Now given all the cities and fights, together with starting city src
and the destination dst
, your task is to find the cheapest price from src
to dst
with up to k
stops. If there is no such route, output -1
.
Example1
Input:
n = 3, edges = [[0,1,100],[1,2,100],[0,2,500]]
src = 0, dst = 2, k = 1
Output: 200
Explanation:
The graph looks like this:
temp1.png
The cheapest price from city 0 to city 2 with at most 1 stop costs 200, as marked red in the picture.
Input:
n = 3, edges = [[0,1,100],[1,2,100],[0,2,500]]
src = 0, dst = 2, k = 0
Output: 500
Explanation:
The graph looks like this:
temp2.png
The cheapest price from city 0 to city 2 with at most 0 stop costs 500, as marked blue in the picture.
分析
此题考察图论知识,本质上为单源最短路径问题,这种问题可以优先使用Bellman-Ford方法解决:
int findCheapestPrice(int n, vector<vector<int>>& flights, int src, int dst, int K) {
vector<int> dist(n, 1e8); // 初始距离设定为很大
dist[src] = 0;
for (int i = 0; i <= K; i++) { // 最多K次中继
vector<int> temp(dist); // 需要引入临时数组记录中间变化
for (auto edge : flights) // Bellman-Ford
dist[edge[1]] = min(dist[edge[1]] , dist[edge[0]] + edge[2]);
dist = temp;
}
return dist[dst] == 1e8 ? -1 : dist[dst];
}
当然,以上思想还可以写成动态规划方法的形式,会更加容易理解。为此,我们需要构造一个二维数组ans,其中的任意一个元素[i][j]表示从起点在j步之内到达结点i的最短路径长度。
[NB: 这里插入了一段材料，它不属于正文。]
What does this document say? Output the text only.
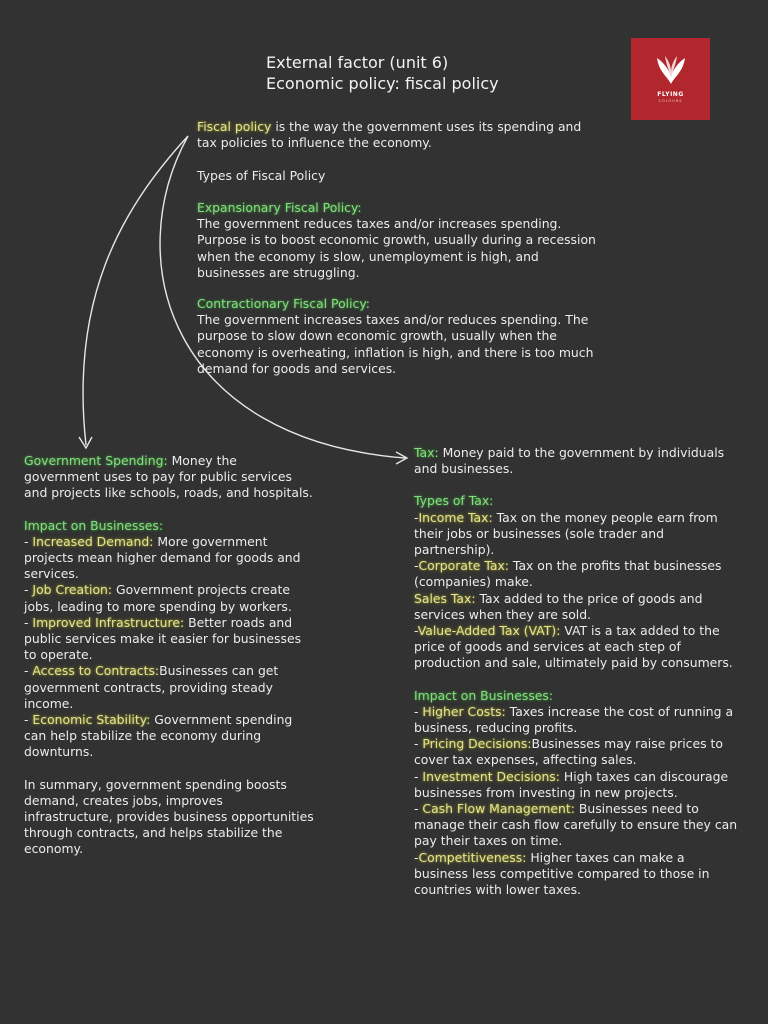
External factor (unit 6)
Economic policy: fiscal policy
FLYING
COLOURS
Fiscal policy is the way the government uses its spending and tax policies to influence the economy.
Types of Fiscal Policy
Expansionary Fiscal Policy:
The government reduces taxes and/or increases spending. Purpose is to boost economic growth, usually during a recession when the economy is slow, unemployment is high, and businesses are struggling.
Contractionary Fiscal Policy:
The government increases taxes and/or reduces spending. The purpose to slow down economic growth, usually when the economy is overheating, inflation is high, and there is too much demand for goods and services.
Government Spending: Money the government uses to pay for public services and projects like schools, roads, and hospitals.
Impact on Businesses:
- Increased Demand: More government projects mean higher demand for goods and services.
- Job Creation: Government projects create jobs, leading to more spending by workers.
- Improved Infrastructure: Better roads and public services make it easier for businesses to operate.
- Access to Contracts:Businesses can get government contracts, providing steady income.
- Economic Stability: Government spending can help stabilize the economy during downturns.
In summary, government spending boosts demand, creates jobs, improves infrastructure, provides business opportunities through contracts, and helps stabilize the economy.
Tax: Money paid to the government by individuals and businesses.
Types of Tax:
-Income Tax: Tax on the money people earn from their jobs or businesses (sole trader and partnership).
-Corporate Tax: Tax on the profits that businesses (companies) make.
Sales Tax: Tax added to the price of goods and services when they are sold.
-Value-Added Tax (VAT): VAT is a tax added to the price of goods and services at each step of production and sale, ultimately paid by consumers.
Impact on Businesses:
- Higher Costs: Taxes increase the cost of running a business, reducing profits.
- Pricing Decisions:Businesses may raise prices to cover tax expenses, affecting sales.
- Investment Decisions: High taxes can discourage businesses from investing in new projects.
- Cash Flow Management: Businesses need to manage their cash flow carefully to ensure they can pay their taxes on time.
-Competitiveness: Higher taxes can make a business less competitive compared to those in countries with lower taxes.
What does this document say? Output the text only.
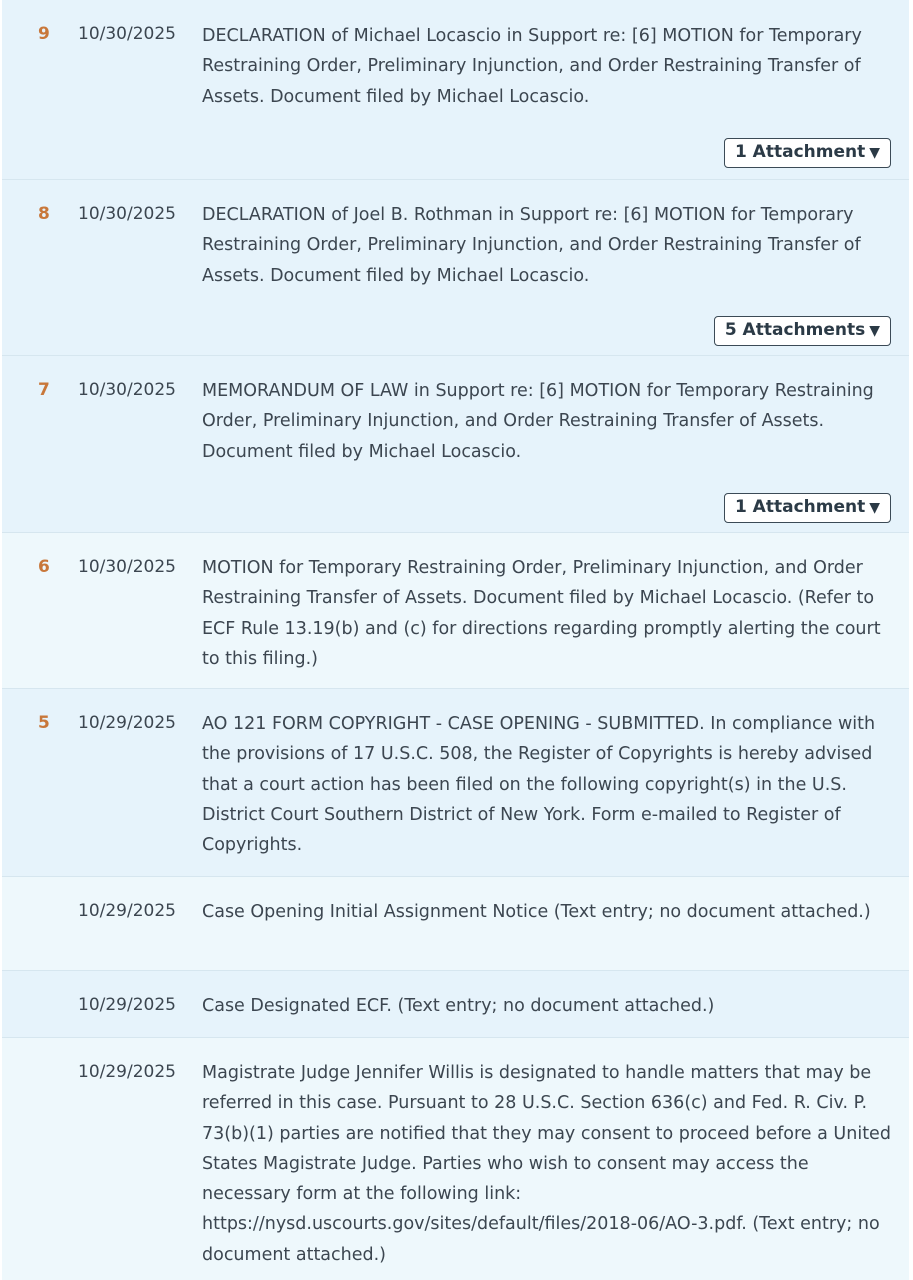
9 10/30/2025 DECLARATION of Michael Locascio in Support re: [6] MOTION for Temporary Restraining Order, Preliminary Injunction, and Order Restraining Transfer of Assets. Document filed by Michael Locascio.
1 Attachment ▼
8 10/30/2025 DECLARATION of Joel B. Rothman in Support re: [6] MOTION for Temporary Restraining Order, Preliminary Injunction, and Order Restraining Transfer of Assets. Document filed by Michael Locascio.
5 Attachments ▼
7 10/30/2025 MEMORANDUM OF LAW in Support re: [6] MOTION for Temporary Restraining Order, Preliminary Injunction, and Order Restraining Transfer of Assets. Document filed by Michael Locascio.
1 Attachment ▼
6 10/30/2025 MOTION for Temporary Restraining Order, Preliminary Injunction, and Order Restraining Transfer of Assets. Document filed by Michael Locascio. (Refer to ECF Rule 13.19(b) and (c) for directions regarding promptly alerting the court to this filing.)
5 10/29/2025 AO 121 FORM COPYRIGHT - CASE OPENING - SUBMITTED. In compliance with the provisions of 17 U.S.C. 508, the Register of Copyrights is hereby advised that a court action has been filed on the following copyright(s) in the U.S. District Court Southern District of New York. Form e-mailed to Register of Copyrights.
10/29/2025 Case Opening Initial Assignment Notice (Text entry; no document attached.)
10/29/2025 Case Designated ECF. (Text entry; no document attached.)
10/29/2025 Magistrate Judge Jennifer Willis is designated to handle matters that may be referred in this case. Pursuant to 28 U.S.C. Section 636(c) and Fed. R. Civ. P. 73(b)(1) parties are notified that they may consent to proceed before a United States Magistrate Judge. Parties who wish to consent may access the necessary form at the following link: https://nysd.uscourts.gov/sites/default/files/2018-06/AO-3.pdf. (Text entry; no document attached.)
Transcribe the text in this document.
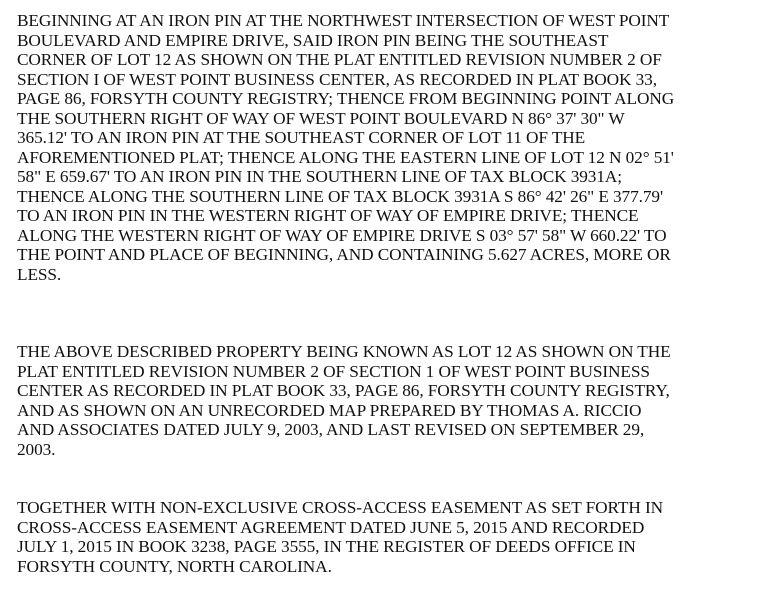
BEGINNING AT AN IRON PIN AT THE NORTHWEST INTERSECTION OF WEST POINT
BOULEVARD AND EMPIRE DRIVE, SAID IRON PIN BEING THE SOUTHEAST
CORNER OF LOT 12 AS SHOWN ON THE PLAT ENTITLED REVISION NUMBER 2 OF
SECTION I OF WEST POINT BUSINESS CENTER, AS RECORDED IN PLAT BOOK 33,
PAGE 86, FORSYTH COUNTY REGISTRY; THENCE FROM BEGINNING POINT ALONG
THE SOUTHERN RIGHT OF WAY OF WEST POINT BOULEVARD N 86° 37' 30" W
365.12' TO AN IRON PIN AT THE SOUTHEAST CORNER OF LOT 11 OF THE
AFOREMENTIONED PLAT; THENCE ALONG THE EASTERN LINE OF LOT 12 N 02° 51'
58" E 659.67' TO AN IRON PIN IN THE SOUTHERN LINE OF TAX BLOCK 3931A;
THENCE ALONG THE SOUTHERN LINE OF TAX BLOCK 3931A S 86° 42' 26" E 377.79'
TO AN IRON PIN IN THE WESTERN RIGHT OF WAY OF EMPIRE DRIVE; THENCE
ALONG THE WESTERN RIGHT OF WAY OF EMPIRE DRIVE S 03° 57' 58" W 660.22' TO
THE POINT AND PLACE OF BEGINNING, AND CONTAINING 5.627 ACRES, MORE OR
LESS.

THE ABOVE DESCRIBED PROPERTY BEING KNOWN AS LOT 12 AS SHOWN ON THE
PLAT ENTITLED REVISION NUMBER 2 OF SECTION 1 OF WEST POINT BUSINESS
CENTER AS RECORDED IN PLAT BOOK 33, PAGE 86, FORSYTH COUNTY REGISTRY,
AND AS SHOWN ON AN UNRECORDED MAP PREPARED BY THOMAS A. RICCIO
AND ASSOCIATES DATED JULY 9, 2003, AND LAST REVISED ON SEPTEMBER 29,
2003.

TOGETHER WITH NON-EXCLUSIVE CROSS-ACCESS EASEMENT AS SET FORTH IN
CROSS-ACCESS EASEMENT AGREEMENT DATED JUNE 5, 2015 AND RECORDED
JULY 1, 2015 IN BOOK 3238, PAGE 3555, IN THE REGISTER OF DEEDS OFFICE IN
FORSYTH COUNTY, NORTH CAROLINA.
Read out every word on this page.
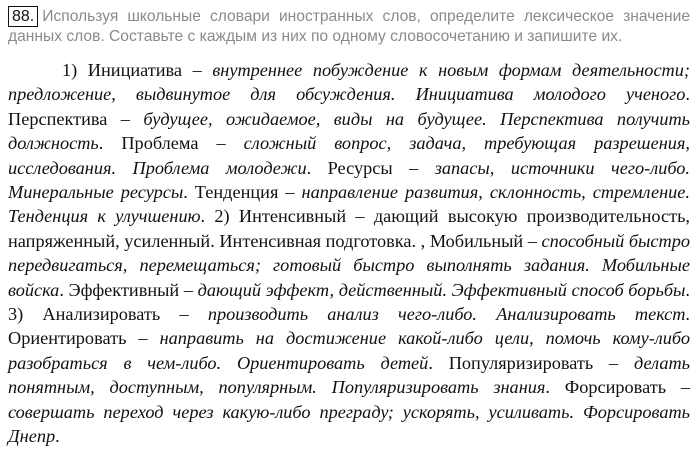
88. Используя школьные словари иностранных слов, определите лексическое значение данных слов. Составьте с каждым из них по одному словосочетанию и запишите их.

1) Инициатива – внутреннее побуждение к новым формам деятельности; предложение, выдвинутое для обсуждения. Инициатива молодого ученого. Перспектива – будущее, ожидаемое, виды на будущее. Перспектива получить должность. Проблема – сложный вопрос, задача, требующая разрешения, исследования. Проблема молодежи. Ресурсы – запасы, источники чего-либо. Минеральные ресурсы. Тенденция – направление развития, склонность, стремление. Тенденция к улучшению. 2) Интенсивный – дающий высокую производительность, напряженный, усиленный. Интенсивная подготовка. , Мобильный – способный быстро передвигаться, перемещаться; готовый быстро выполнять задания. Мобильные войска. Эффективный – дающий эффект, действенный. Эффективный способ борьбы. 3) Анализировать – производить анализ чего-либо. Анализировать текст. Ориентировать – направить на достижение какой-либо цели, помочь кому-либо разобраться в чем-либо. Ориентировать детей. Популяризировать – делать понятным, доступным, популярным. Популяризировать знания. Форсировать – совершать переход через какую-либо преграду; ускорять, усиливать. Форсировать Днепр.
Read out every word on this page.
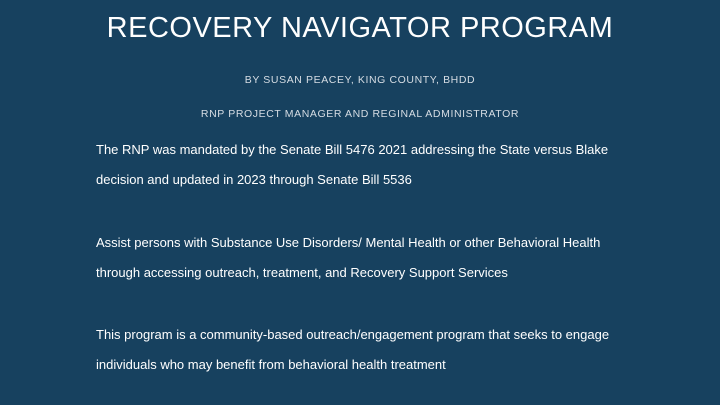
RECOVERY NAVIGATOR PROGRAM
BY SUSAN PEACEY, KING COUNTY, BHDD
RNP PROJECT MANAGER AND REGINAL ADMINISTRATOR
The RNP was mandated by the Senate Bill 5476 2021 addressing the State versus Blake
decision and updated in 2023 through Senate Bill 5536
Assist persons with Substance Use Disorders/ Mental Health or other Behavioral Health
through accessing outreach, treatment, and Recovery Support Services
This program is a community-based outreach/engagement program that seeks to engage
individuals who may benefit from behavioral health treatment
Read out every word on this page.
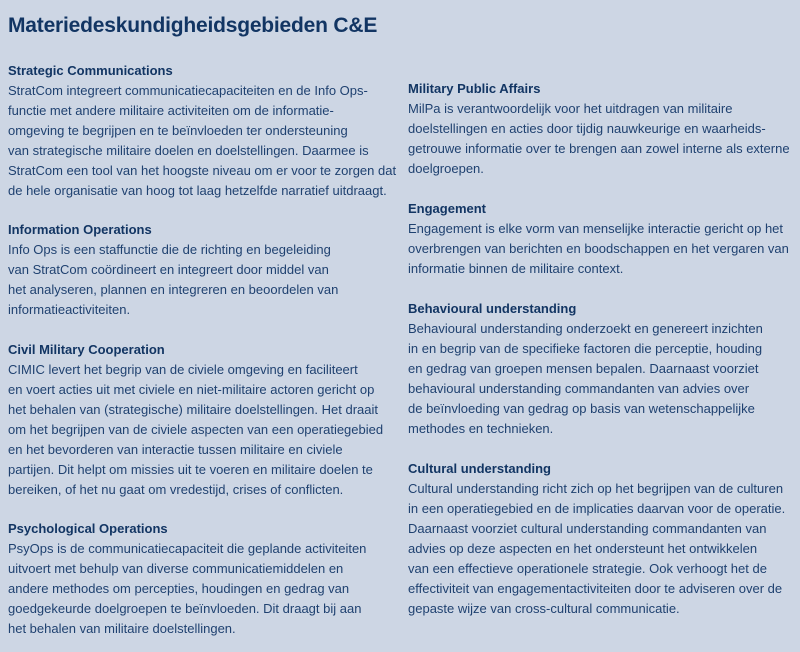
Materiedeskundigheidsgebieden C&E
Strategic Communications

StratCom integreert communicatiecapaciteiten en de Info Ops-
functie met andere militaire activiteiten om de informatie-
omgeving te begrijpen en te beïnvloeden ter ondersteuning
van strategische militaire doelen en doelstellingen. Daarmee is
StratCom een tool van het hoogste niveau om er voor te zorgen dat
de hele organisatie van hoog tot laag hetzelfde narratief uitdraagt.

Information Operations

Info Ops is een staffunctie die de richting en begeleiding
van StratCom coördineert en integreert door middel van
het analyseren, plannen en integreren en beoordelen van
informatieactiviteiten.

Civil Military Cooperation

CIMIC levert het begrip van de civiele omgeving en faciliteert
en voert acties uit met civiele en niet-militaire actoren gericht op
het behalen van (strategische) militaire doelstellingen. Het draait
om het begrijpen van de civiele aspecten van een operatiegebied
en het bevorderen van interactie tussen militaire en civiele
partijen. Dit helpt om missies uit te voeren en militaire doelen te
bereiken, of het nu gaat om vredestijd, crises of conflicten.

Psychological Operations

PsyOps is de communicatiecapaciteit die geplande activiteiten
uitvoert met behulp van diverse communicatiemiddelen en
andere methodes om percepties, houdingen en gedrag van
goedgekeurde doelgroepen te beïnvloeden. Dit draagt bij aan
het behalen van militaire doelstellingen.

Military Public Affairs

MilPa is verantwoordelijk voor het uitdragen van militaire
doelstellingen en acties door tijdig nauwkeurige en waarheids-
getrouwe informatie over te brengen aan zowel interne als externe
doelgroepen.

Engagement

Engagement is elke vorm van menselijke interactie gericht op het
overbrengen van berichten en boodschappen en het vergaren van
informatie binnen de militaire context.

Behavioural understanding

Behavioural understanding onderzoekt en genereert inzichten
in en begrip van de specifieke factoren die perceptie, houding
en gedrag van groepen mensen bepalen. Daarnaast voorziet
behavioural understanding commandanten van advies over
de beïnvloeding van gedrag op basis van wetenschappelijke
methodes en technieken.

Cultural understanding

Cultural understanding richt zich op het begrijpen van de culturen
in een operatiegebied en de implicaties daarvan voor de operatie.
Daarnaast voorziet cultural understanding commandanten van
advies op deze aspecten en het ondersteunt het ontwikkelen
van een effectieve operationele strategie. Ook verhoogt het de
effectiviteit van engagementactiviteiten door te adviseren over de
gepaste wijze van cross-cultural communicatie.
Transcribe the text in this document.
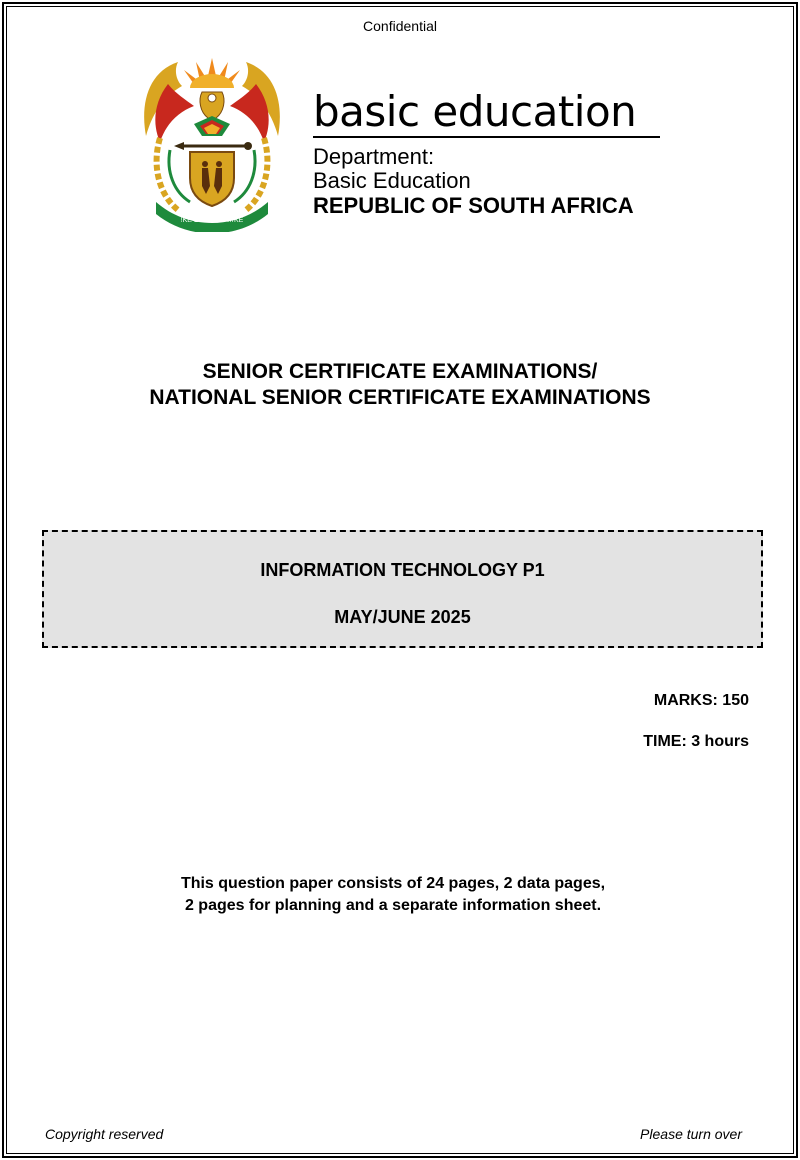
Confidential
!KE E: /XARRA //KE
basic education
Department:
Basic Education
REPUBLIC OF SOUTH AFRICA
SENIOR CERTIFICATE EXAMINATIONS/
NATIONAL SENIOR CERTIFICATE EXAMINATIONS
INFORMATION TECHNOLOGY P1
MAY/JUNE 2025
MARKS: 150
TIME: 3 hours
This question paper consists of 24 pages, 2 data pages,
2 pages for planning and a separate information sheet.
Copyright reserved	Please turn over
于是可以得到:
K++;
vector<vector<int>> ans(n, vector<int>(K+1));
for (int i = 0; i < n; i++)
for (int j = 0; j <= K; j++)
ans[i][j] = 1e8; // 数组初始化
ans[src][0] = 0;
for (int i = 1; i <= K; i++) {
for (int j = 0; j < n; j++) // 从j-1步的情况中拷贝当前最短路径
ans[j][i] = ans[j][i-1];
for (const vector<int>& f: flights) // Bellman-Ford
ans[f[1]][i] = min(ans[f[1]][i], ans[f[0]][i-1] + f[2]);
}
return (ans[dst][K] == 1e8) ? -1 : ans[dst][K];
总结
· 最短路径问题,常见的解决算法有两种,一为Dijsktra,一为Bellman-Ford。对于单源路径问题,采用后者更加直观,但该算法效率较低,时间复杂度达到了O(V*E)级别
· 使用Bellman-Ford进行迭代更新时需要注意,赋值时参与比较的是上一步达到的最短路径加上新路径的和,为此需要引入临时数组拷贝上一次的最短路径,否则会出现错误。